Ecco questo golfo che diventa ogni giorno sempre più piccolo, con queste sue casette colorate una diversa dall’altra che tempo fa sognavo di abitare: qui avrei potuto scrivere pure un’altra Guerra e pace a puntate per il giornale locale, se solo avessi avuto l’opportunità di amare Guido. Lui amava il mare soprattutto d’inverno, ché d’estate scappava in Grecia, da quei suoi amici pittori squattrinati che stimava più d’ogni altra cosa. Di me, sicuramente. In fondo mi considerava una ragazza pigra e viziata da una famiglia di strambi, come mi disse quella volta durante una litigata. Ecco, credo sia questa la natura del suo rifiuto: scarsa considerazione di me, e del nostro futuro insieme. Anche se so di non avere prove al riguardo, Maria, dimmi tu allora perché mi ha poi evitato in tutti questi atroci e lunghi anni di separazione?
“In realtà non gl’hai mai fatto capire veramente che lo rivolevi così tanto. Allora lui ha fatto quello che avrebbe fatto chiunque: i fatti suoi. Che sono scelte, occasioni da cogliere, gesti umani legittimi, o no?”
“Maria, ma tu fai davvero? Stavo sempre con gli occhi addosso a lui, alle sue mani, al suo corpo …”
“Appunto! Cose vere solo per te, Giulia cara; tu hai fatto poco per prendertelo davvero.”

  Forse ha ragione Maria: ho sempre aspettato che le cose accadessero solo per la maniera con cui le guardavo e desideravo. La realtà ha vinto. Ora faccio la cameriera per quaranta euro a sera e aspetto il lunedì per scappare a Roma con la pazza speranza di incontrarlo. Frequento tutte le mostre o eventi culturali che propone la città, e dove possa esserci lui con la sua faccia un po’ triste a illuminare il mondo. E me.
“Giulia! Una margherita al tavolo uno. Dài, sbrigati”.

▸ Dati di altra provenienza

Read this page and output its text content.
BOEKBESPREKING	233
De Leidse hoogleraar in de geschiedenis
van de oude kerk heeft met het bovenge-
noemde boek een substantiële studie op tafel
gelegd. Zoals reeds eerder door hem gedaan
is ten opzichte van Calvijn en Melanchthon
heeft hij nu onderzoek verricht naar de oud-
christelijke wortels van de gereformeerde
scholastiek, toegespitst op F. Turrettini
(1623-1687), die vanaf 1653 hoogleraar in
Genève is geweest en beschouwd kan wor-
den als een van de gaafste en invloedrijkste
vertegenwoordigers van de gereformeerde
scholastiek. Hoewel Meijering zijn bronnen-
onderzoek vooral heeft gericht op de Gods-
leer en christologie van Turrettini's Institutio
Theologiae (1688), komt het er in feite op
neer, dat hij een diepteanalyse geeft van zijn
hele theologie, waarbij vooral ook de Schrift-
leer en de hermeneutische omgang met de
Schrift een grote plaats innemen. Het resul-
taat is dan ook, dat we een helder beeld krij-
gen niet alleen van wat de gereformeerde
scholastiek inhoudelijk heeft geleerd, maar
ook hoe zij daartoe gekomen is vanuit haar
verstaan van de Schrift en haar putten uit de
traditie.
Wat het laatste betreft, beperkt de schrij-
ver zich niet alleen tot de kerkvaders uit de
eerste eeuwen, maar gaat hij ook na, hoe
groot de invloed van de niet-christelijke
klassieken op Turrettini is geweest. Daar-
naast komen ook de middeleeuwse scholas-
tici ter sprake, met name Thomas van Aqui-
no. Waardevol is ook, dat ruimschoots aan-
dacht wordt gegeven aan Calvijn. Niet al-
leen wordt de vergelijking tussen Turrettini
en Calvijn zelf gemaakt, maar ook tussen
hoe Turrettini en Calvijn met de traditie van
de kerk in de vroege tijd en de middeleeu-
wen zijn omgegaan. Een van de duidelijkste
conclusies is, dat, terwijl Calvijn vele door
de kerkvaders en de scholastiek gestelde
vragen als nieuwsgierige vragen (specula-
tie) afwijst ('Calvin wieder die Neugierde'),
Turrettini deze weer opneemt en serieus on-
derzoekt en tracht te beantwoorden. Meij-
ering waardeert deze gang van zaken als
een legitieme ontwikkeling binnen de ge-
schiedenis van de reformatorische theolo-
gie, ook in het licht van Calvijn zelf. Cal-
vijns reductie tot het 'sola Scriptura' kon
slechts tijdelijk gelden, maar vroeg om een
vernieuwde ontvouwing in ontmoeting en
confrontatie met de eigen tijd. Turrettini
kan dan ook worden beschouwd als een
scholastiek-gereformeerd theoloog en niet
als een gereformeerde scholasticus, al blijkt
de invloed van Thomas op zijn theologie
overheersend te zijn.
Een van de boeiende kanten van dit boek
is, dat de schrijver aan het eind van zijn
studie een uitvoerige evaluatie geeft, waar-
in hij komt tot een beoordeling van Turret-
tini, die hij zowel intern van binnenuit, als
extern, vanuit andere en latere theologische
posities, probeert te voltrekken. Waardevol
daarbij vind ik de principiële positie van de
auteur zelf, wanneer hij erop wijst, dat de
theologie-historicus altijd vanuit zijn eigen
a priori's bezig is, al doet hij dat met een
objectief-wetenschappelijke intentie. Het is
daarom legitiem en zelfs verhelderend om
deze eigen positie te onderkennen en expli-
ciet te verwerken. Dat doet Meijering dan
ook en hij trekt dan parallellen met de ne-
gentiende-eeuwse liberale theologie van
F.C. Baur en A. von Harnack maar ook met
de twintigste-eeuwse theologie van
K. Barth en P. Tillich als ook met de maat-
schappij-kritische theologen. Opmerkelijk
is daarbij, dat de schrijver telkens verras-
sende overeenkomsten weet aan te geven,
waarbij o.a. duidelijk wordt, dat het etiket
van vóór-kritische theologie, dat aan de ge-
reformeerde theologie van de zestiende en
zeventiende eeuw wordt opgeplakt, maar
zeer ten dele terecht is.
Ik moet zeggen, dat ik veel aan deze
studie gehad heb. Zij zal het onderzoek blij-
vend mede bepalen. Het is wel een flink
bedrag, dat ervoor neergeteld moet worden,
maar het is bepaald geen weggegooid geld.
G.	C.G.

In questa pizzeria tutto è povero, ovvio e senza futuro. Vedi scorrere la felicità insieme alle pizze, che poi si ferma lì quella felicità momentanea, su quella pizza farcita sempre più in maniera esagerata: una volta c’era la capricciosa a fare la differenza, e poteva bastare. Poi guardo i clienti e capisco che la volgarità si sta mangiando il gusto, lo stile con cui avevamo fatto un patto, silenzioso, tra cittadini circondati da tanta bellezza e il resto del mondo.
Dentro questa pizzeria io adoro soltanto la storia di Kaled. L’altro pomeriggio sono stata a casa sua. L’avevo accompagnato a casa per via dell’acquazzone improvviso, e che andasse via in bicicletta con quelle ruote così piccole per le sue gambe, non mi andava giù. Allora mi sono fatta coraggio e ho messo da parte quel pudore che aleggia spesso tra me e lui, tra me e la sua cultura araba. Prima del caffè mi ha fatto assaggiare una sfilza di cose buone: dolci arabi, cocomero e gelato. Il caffè l’ha preparato la moglie, il figlio grande ha tagliato il cocomero, e il secondo ha servito i dolci. Gli altri due, tre e cinque anni, mi fissavano con due olive nere al posto degli occhi. Erano una famiglia, e condividevano così bene tutto quel poco.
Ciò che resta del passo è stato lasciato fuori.